Privé au dernier moment de son Hamlet l’an dernier en raison de la pandémie, l’Opéra Royal de Wallonie en propose ce mois-ci un très charmant écho en streaming, avec des joyaux de l’opéra romantique français. Dans une version de concert (presque) démunie de pupitre pour les trois chanteurs, l’orchestre de la maison liégeoise s’étend sur toute la scène derrière de grandes murailles de plexiglas.
L'orchestre est d’ailleurs une perpétuelle source d’émerveillement tout au long de la soirée. D’une mise en place parfois quelque peu chaotique, Guillaume Tourniaire ne fait pas grand cas et cherche avant tout le lyrisme et la brillance. Et quelle splendeur, quelle poésie il obtient ! On se figure parfois un son « d’orchestre français » qui rappelle les légendaires enregistrements de Munch ou Cluytens. Ainsi lorsqu’on retrouve la légèreté et la transparence orchestrale, les vents très caractérisés, le doux lyrisme, la nervosité et la brillance de ces reliques du disque dans la magnifique interprétation qu’en donne le chef provençal, on ne boude vraiment pas son plaisir. On salue le mystère du prélude de Hamlet, le chant et la souplesse infinie des pupitres de cordes, les extraordinaires interventions de la clarinette de Gianluigi Cardarola installées dans la noirceur et la profondeur du prélude de Werther, l’ambiance caressante et crépusculaire de l’arrivée du héros romantique allemand.

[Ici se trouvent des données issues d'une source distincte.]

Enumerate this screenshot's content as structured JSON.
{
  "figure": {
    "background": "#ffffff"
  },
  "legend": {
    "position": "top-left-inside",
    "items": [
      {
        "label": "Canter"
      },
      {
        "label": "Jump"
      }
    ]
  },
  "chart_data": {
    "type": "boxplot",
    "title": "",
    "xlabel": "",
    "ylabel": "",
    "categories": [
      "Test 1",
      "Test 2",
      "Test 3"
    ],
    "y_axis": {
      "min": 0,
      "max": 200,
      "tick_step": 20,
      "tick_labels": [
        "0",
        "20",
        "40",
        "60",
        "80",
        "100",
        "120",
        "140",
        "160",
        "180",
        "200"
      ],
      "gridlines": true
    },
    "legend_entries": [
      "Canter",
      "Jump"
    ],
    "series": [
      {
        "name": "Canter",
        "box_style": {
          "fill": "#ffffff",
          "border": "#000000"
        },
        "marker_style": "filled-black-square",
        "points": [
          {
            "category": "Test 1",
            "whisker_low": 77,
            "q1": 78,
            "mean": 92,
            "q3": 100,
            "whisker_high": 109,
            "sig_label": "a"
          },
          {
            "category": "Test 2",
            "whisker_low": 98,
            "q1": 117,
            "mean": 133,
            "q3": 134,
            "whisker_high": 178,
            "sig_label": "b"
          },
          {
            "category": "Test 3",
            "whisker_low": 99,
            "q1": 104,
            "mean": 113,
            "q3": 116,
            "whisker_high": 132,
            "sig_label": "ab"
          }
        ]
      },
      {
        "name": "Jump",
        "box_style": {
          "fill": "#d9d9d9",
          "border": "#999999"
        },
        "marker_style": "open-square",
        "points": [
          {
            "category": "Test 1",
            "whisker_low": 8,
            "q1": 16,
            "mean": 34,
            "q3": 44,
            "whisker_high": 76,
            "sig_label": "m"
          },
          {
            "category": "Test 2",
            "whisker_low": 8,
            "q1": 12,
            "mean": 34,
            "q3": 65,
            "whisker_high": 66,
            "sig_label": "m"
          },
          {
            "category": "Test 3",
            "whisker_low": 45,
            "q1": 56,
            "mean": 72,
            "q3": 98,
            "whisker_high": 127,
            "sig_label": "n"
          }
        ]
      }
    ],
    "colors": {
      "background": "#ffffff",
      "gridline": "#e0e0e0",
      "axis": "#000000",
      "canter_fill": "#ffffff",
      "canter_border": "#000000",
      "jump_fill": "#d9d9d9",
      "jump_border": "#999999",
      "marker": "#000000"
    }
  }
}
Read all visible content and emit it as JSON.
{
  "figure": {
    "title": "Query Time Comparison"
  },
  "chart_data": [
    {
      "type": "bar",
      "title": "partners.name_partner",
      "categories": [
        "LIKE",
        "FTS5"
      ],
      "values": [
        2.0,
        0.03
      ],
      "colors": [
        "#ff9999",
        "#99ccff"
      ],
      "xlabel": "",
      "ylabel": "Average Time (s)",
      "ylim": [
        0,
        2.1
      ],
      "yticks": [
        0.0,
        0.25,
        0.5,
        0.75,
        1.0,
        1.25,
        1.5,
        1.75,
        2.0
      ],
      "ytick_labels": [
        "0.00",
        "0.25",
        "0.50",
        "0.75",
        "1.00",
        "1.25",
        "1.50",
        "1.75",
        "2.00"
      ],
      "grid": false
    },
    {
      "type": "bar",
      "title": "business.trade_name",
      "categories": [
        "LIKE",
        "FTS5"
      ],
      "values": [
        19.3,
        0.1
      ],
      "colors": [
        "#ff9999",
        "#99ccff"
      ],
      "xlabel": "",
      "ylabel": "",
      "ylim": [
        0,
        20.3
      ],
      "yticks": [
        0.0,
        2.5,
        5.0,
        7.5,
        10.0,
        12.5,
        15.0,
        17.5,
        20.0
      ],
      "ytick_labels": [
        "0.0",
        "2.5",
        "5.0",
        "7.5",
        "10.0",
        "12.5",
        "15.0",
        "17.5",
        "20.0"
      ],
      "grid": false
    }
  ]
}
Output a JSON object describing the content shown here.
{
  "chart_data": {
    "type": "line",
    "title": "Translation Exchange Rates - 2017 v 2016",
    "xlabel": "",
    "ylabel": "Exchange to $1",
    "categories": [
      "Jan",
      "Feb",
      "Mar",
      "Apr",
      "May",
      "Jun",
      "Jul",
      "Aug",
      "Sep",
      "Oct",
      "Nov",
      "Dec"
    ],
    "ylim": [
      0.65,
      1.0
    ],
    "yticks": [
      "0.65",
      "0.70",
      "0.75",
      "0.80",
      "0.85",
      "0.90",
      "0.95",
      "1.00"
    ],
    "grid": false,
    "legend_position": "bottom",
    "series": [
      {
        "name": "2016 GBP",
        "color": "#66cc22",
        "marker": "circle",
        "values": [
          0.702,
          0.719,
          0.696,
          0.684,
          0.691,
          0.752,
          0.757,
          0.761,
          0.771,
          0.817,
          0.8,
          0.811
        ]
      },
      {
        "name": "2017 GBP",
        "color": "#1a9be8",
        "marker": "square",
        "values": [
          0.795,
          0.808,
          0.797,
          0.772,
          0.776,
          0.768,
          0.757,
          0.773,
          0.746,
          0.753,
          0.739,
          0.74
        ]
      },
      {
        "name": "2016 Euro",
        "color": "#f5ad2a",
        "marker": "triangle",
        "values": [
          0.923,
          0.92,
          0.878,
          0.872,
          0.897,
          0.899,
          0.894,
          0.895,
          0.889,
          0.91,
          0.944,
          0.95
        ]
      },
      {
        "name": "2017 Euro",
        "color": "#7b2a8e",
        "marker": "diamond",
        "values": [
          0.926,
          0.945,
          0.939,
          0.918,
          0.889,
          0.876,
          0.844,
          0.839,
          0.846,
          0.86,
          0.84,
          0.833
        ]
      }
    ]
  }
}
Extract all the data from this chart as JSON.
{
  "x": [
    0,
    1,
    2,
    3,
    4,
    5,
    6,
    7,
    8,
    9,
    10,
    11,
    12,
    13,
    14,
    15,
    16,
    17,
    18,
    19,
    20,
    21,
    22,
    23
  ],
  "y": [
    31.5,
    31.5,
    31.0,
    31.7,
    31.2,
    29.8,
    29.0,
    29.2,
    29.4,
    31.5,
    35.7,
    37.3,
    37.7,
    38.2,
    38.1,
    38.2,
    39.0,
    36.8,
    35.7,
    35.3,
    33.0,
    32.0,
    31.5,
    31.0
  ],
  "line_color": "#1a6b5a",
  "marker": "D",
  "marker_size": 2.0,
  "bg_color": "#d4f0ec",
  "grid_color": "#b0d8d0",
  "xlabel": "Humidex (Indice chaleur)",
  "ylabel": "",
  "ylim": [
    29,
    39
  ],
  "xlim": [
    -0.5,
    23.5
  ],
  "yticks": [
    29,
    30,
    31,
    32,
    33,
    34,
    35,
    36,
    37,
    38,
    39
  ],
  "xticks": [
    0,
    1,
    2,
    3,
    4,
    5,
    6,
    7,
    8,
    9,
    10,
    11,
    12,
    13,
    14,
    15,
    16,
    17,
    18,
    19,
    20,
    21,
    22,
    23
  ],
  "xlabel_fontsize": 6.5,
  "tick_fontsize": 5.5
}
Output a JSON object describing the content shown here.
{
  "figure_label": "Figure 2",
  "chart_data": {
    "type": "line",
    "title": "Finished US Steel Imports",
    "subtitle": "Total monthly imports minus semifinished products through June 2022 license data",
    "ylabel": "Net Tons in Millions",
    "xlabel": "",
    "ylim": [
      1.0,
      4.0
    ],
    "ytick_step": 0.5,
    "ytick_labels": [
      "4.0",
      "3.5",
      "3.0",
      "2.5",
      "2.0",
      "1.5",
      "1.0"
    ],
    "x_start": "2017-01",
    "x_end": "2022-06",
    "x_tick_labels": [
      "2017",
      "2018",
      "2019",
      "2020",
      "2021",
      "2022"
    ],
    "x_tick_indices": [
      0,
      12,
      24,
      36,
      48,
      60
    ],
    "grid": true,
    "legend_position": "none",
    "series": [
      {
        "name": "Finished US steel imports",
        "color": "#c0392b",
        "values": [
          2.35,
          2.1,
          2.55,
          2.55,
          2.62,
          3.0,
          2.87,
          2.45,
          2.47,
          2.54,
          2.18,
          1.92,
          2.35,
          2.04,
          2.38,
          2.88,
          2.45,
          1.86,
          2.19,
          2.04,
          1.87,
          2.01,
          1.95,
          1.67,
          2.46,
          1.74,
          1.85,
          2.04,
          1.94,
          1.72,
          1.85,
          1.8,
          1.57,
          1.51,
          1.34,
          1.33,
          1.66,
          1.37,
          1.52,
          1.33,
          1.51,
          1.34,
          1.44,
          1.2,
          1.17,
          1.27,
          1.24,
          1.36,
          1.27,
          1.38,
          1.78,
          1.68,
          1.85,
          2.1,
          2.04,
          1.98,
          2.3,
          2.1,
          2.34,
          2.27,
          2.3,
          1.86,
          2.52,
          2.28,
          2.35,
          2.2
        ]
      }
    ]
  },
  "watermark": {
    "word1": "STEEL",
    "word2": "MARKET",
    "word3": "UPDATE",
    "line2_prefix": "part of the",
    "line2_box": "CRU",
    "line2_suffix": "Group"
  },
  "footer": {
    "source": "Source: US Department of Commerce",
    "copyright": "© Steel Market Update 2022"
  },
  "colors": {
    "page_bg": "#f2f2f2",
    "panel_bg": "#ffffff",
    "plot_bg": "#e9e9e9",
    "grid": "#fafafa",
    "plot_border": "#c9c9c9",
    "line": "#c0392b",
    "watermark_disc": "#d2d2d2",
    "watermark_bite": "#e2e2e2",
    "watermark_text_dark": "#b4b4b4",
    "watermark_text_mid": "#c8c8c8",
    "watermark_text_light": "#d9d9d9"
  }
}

De par la précision expressive et le naturel désarmant de sa direction, Guillaume Tourniaire tient le pari de l’intitulé de la soirée : nous livrer une réelle vision de ce que peut être le romantisme à la française.
La prestation est plus inégale du côté des chanteurs. Surtout pour Marc Laho dont les très belles demi-teintes et la superbe diction ne parviennent pas à occulter de grandes tensions vocales. L’extrême légèreté de son timbre apporte de sublimes moments de poésie, surtout lors de son entrée pour l’air « Je ne sais si je veille » mais le confronte rapidement à ses limites vocales dans son Werther comme dans son Nadir où les soucis d’intonation, de vibrato et de nasalité prennent le pas sur la finesse de son interprétation.
On assiste depuis quelques années à l’incursion de Jodie Devos dans l’opéra romantique français avec beaucoup de délectation et sa prise du rôle d’Ophélie était très attendue. La prestation qu’elle nous offre ce jour est plutôt irrégulière. D’une aisance toujours pyrotechnique, quoique parfois un peu tendue, dans les aigus et autres coloratures, elle nous dispense de sublimes messa di voce. On admire également la plaisante naïveté et la fraîcheur de ses interprétations ; papillonnant d’Albert à Werther lorsqu’elle est Sophie ou minaudant curieusement en Ophélie. Pourtant on perd parfois ce caractère et cette éloquence lorsqu’elle se lance dans les grandes lignes de l’air « A vos jeux, mes amis » où la diction devient très floue et l’interprétation presque lisse. Plutôt que ces très abondants pianissimos et autres petites excentricités, on aurait aimé davantage de présence vocale pour donner plus de corps au fascinant personnage shakespearien. La lumière et la rondeur de son timbre, associées à une formidable souplesse dans le lyrisme comme dans le legato, présagent néanmoins d’une future interprète incontournable dans ce répertoire.
Lionel Lhote avait quant à lui la lourde tâche d’incarner les rôles les plus emblématiques du grand baryton français. Et force est de constater qu’il en a bien les épaules : l’aigu est splendide (peut-être au détriment d’un grave absent) et le charisme naturel et volontairement altier construisent un Hamlet véhément, un Albert tendre et un Zurga tempétueux. Si l’on s’agace parfois de quelques sons étriqués, de certaines mollesses dans le phrasé mais surtout de toutes ces intentions et excentricités qui rendent parfois son chant artificiel et fragmenté, c’est parce qu’à l’instant où Lionel Lhote s’en débarrasse, on profite pleinement de toute la splendeur et l’éclat de sa voix. En effet, lorsqu’il donne la réplique à Nadir dans le fameux duo « Au fond du temple saint », on ne peut s’empêcher d’être troublé par l’assurance et la sensibilité qu’il dégage. C’est alors que le baryton belge prouve qu’il est sans conteste un modèle du baryton d’opéra français.
Concert chroniqué depuis l'Opéra Royal de Wallonie-Liège. Le voyage de Valentin a été pris en charge par l'Opéra.